Today we will go to the market at the Brooklyn Grange, a rooftop farm that is within walking distance from our house. Why is it called Brooklyn Grange when it is located in Long Island City, Queens? Did they think it would have more cachet to put Brooklyn in the name? Although there are few thing us Queenites like better than to roll our eyes at the faux hipster borough to the south, it seems there is a more prosaic reason for the name. Here is their answer from the Frequently Asked Questions section of their website:
When we started our company in 2009, we thought we had a site in Brooklyn locked down. We were all living in Brooklyn and put together the plan there, so the name made sense. In spring of 2010 we had to look for a new site; subsequently, we found our current location on Northern Blvd in Queens. At that point, however, we had already established an LLC under the name “Brooklyn Grange,” had begun using the name in public at our fundraisers and events in the winter and didn’t want to confuse the folks who had been following our progress and supporting our efforts. We’ve kept our name as Brooklyn Grange, but we are thrilled with our new home in LIC, Queens and have really enjoyed meeting the community there.So there you have it. They aren't snobs, just victims of the vicissitudes of the New York City real estate market. And who among us hasn't had that experience?
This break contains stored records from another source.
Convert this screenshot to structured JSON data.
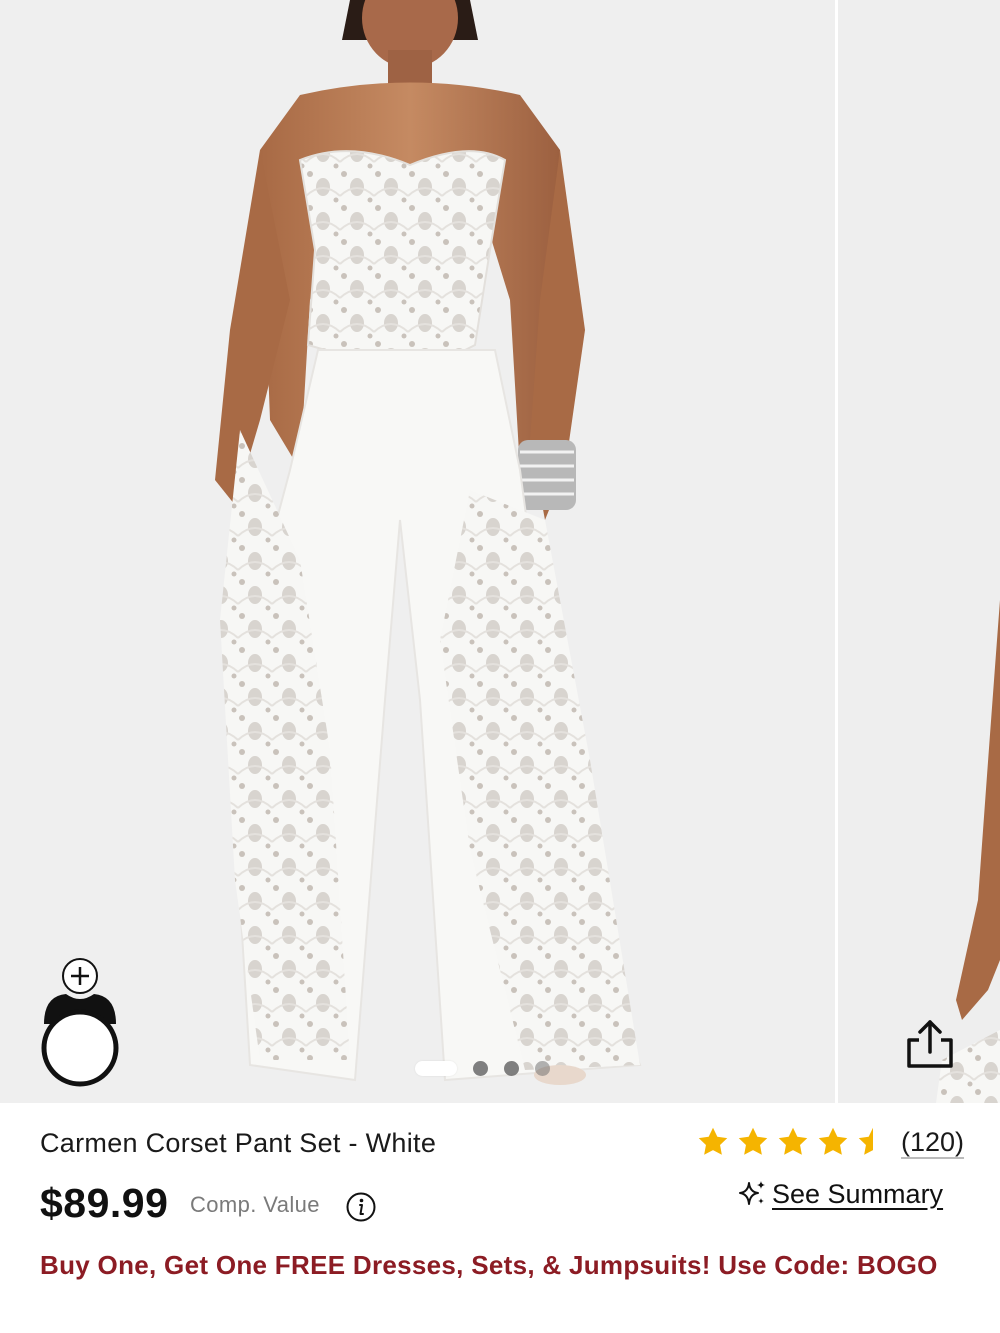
{
  "product": {
    "title": "Carmen Corset Pant Set - White",
    "price": "$89.99",
    "comp_value_label": "Comp. Value",
    "rating": 4.5,
    "review_count": "(120)",
    "summary_label": "See Summary",
    "promo": "Buy One, Get One FREE Dresses, Sets, & Jumpsuits! Use Code: BOGO"
  },
  "gallery": {
    "active_index": 0,
    "dot_count": 4
  },
  "icons": {
    "try_on": "avatar-try-on-icon",
    "share": "share-icon",
    "info": "info-icon",
    "sparkle": "sparkle-icon",
    "star": "star-icon"
  },
  "colors": {
    "promo": "#8c1c24",
    "star": "#f5b400",
    "price": "#111111"
  }
}
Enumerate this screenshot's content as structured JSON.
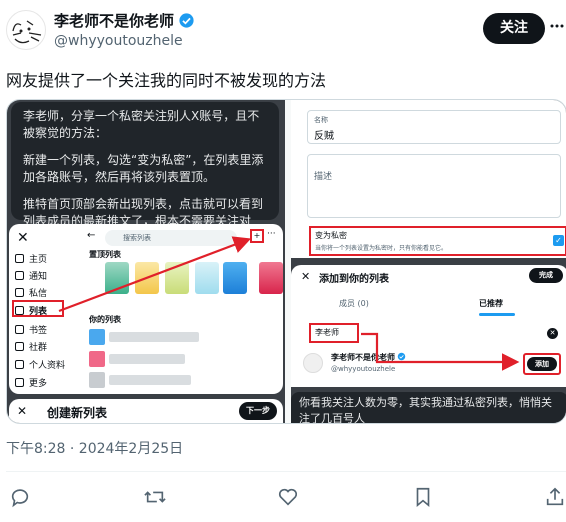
{
  "author": {
    "name": "李老师不是你老师",
    "handle": "@whyyoutouzhele",
    "follow_label": "关注",
    "more_label": "•••"
  },
  "tweet": {
    "text": "网友提供了一个关注我的同时不被发现的方法",
    "timestamp": "下午8:28 · 2024年2月25日"
  },
  "image_left": {
    "instructions": [
      "李老师，分享一个私密关注别人X账号，且不被察觉的方法：",
      "新建一个列表，勾选“变为私密”，在列表里添加各路账号，然后再将该列表置顶。",
      "推特首页顶部会新出现列表，点击就可以看到列表成员的最新推文了，根本不需要关注对方。"
    ],
    "nav": [
      "主页",
      "通知",
      "私信",
      "列表",
      "书签",
      "社群",
      "个人资料",
      "更多"
    ],
    "search_placeholder": "搜索列表",
    "pinned_title": "置顶列表",
    "your_lists_title": "你的列表",
    "create_title": "创建新列表",
    "next_label": "下一步"
  },
  "image_right": {
    "name_label": "名称",
    "name_value": "反贼",
    "desc_label": "描述",
    "private_title": "变为私密",
    "private_desc": "当你将一个列表设置为私密时，只有你能看见它。",
    "modal_title": "添加到你的列表",
    "done_label": "完成",
    "tab_members": "成员 (0)",
    "tab_recommended": "已推荐",
    "search_value": "李老师",
    "user_name": "李老师不是你老师",
    "user_handle": "@whyyoutouzhele",
    "add_label": "添加",
    "bottom_text": "你看我关注人数为零，其实我通过私密列表，悄悄关注了几百号人"
  },
  "colors": {
    "accent": "#1d9bf0",
    "highlight": "#e0202a",
    "text_secondary": "#536471"
  },
  "icons": [
    "reply-icon",
    "retweet-icon",
    "like-icon",
    "bookmark-icon",
    "share-icon",
    "verified-badge-icon"
  ]
}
When we started this experiment, I decided to allow myself to use whatever I already have in the pantry and fridge. The No Impact Week began immediately after I returned from sesshin and it is safe to say that I was pretty much unprepared for it so that rule seemed sensible if we actually wanted to eat anything. It has forced, nay - encouraged, me to be creative with what was on hand. Although I have heard a few complaints from certain parties who shall remain nameless but whose initials are Fin and Lucy, I think we have had some decent meals cobbled together from odds and ends. I am noticing that we have almost nothing getting tossed out because it has gone by its edible stage. Plus it is fun to be forced to be creative in this way - I feel like a participant on Chopped.
Do you know where your food comes from? What non-local item could you give up? Bananas? Avocados? Coffee? Ouch - that's cutting close to the bone! Fortunately I have a large store of coffee in our cupboard so the most drastic sacrifice has not needed to be made.